Joshua Clover writes in opposition to Thomas Friedman’s thesis that the world is flat in the Village Voice.

“If Friedman’s no global economist, one might expect him to check in with one who works his beat: Fernand Braudel, say, or Giovanni Arrighi, highly regarded “world systems” scholars who study interlocking histories of capital accumulation. They agree, commonsensically, that with each cycle—Renaissance Italy to the Dutch East India Trading Company, Britannia to the United States’ “Long Twentieth Century”—the relative power of a given era’s leading military-industrial regime, compared to the rest of the world, has increased steadily. That is, they believe the exact opposite of The World Is Flat. Alas, Arrighi and Braudel appear in the book’s index a combined total of zero times, 49 fewer than Microsoft.
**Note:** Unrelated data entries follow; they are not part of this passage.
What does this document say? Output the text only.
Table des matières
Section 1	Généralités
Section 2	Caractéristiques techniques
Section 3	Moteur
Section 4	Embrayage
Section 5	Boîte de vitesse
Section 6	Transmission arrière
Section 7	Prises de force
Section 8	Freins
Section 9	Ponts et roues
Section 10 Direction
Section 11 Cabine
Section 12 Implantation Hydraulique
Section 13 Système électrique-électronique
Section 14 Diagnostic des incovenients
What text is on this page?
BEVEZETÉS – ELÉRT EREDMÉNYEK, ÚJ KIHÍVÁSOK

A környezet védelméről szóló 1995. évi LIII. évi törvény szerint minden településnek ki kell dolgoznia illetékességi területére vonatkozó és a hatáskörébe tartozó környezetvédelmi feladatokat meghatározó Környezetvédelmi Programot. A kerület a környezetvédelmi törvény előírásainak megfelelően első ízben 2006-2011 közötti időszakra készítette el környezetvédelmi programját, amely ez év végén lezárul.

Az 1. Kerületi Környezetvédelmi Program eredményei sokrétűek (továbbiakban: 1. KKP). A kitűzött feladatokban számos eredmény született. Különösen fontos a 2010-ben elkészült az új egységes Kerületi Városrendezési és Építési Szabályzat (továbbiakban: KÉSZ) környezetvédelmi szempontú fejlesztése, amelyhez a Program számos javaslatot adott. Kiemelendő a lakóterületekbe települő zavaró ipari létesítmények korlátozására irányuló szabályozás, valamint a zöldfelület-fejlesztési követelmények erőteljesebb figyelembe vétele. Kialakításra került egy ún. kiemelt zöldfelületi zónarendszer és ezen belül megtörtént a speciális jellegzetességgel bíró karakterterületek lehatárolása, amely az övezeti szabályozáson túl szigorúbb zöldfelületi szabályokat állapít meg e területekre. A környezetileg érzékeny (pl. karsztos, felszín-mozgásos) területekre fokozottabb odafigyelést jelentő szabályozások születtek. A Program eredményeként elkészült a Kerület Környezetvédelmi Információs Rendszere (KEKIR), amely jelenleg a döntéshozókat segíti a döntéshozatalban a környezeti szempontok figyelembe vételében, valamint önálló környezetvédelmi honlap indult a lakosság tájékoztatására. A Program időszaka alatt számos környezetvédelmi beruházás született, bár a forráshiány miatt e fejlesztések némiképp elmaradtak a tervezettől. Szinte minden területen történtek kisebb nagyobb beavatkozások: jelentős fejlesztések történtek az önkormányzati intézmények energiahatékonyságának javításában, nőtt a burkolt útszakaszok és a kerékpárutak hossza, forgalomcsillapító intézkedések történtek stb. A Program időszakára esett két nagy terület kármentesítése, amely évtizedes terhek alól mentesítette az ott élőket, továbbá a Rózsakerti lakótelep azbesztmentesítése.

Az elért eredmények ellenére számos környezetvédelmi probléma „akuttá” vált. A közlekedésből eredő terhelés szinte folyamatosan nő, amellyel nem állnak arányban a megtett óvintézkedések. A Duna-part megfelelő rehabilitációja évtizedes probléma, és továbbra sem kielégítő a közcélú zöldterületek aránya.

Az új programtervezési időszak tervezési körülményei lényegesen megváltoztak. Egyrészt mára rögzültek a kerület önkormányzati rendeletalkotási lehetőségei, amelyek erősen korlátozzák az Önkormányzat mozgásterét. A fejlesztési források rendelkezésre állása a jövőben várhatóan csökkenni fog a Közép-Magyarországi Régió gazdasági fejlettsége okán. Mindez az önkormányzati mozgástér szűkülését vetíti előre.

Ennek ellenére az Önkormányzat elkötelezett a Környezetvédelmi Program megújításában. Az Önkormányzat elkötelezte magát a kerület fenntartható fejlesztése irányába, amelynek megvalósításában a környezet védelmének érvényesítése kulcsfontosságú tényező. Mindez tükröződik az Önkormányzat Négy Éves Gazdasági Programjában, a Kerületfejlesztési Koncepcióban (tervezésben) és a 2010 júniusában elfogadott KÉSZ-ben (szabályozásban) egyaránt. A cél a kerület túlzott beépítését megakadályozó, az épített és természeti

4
But if Friedman’s in search of common sense he needn’t look far afield; this spring, The New York Times featured a series called “Class Matters.” In the May 15 flagship essay, his colleagues Janny Scott and David Leonhardt noted that class mobility in the United States is now less likely than it has yet been in our lifetimes. This simple, empirical fact—the playing field is tilted, and rolling uphill is harder than ever—cannot coexist with the book’s thesis.”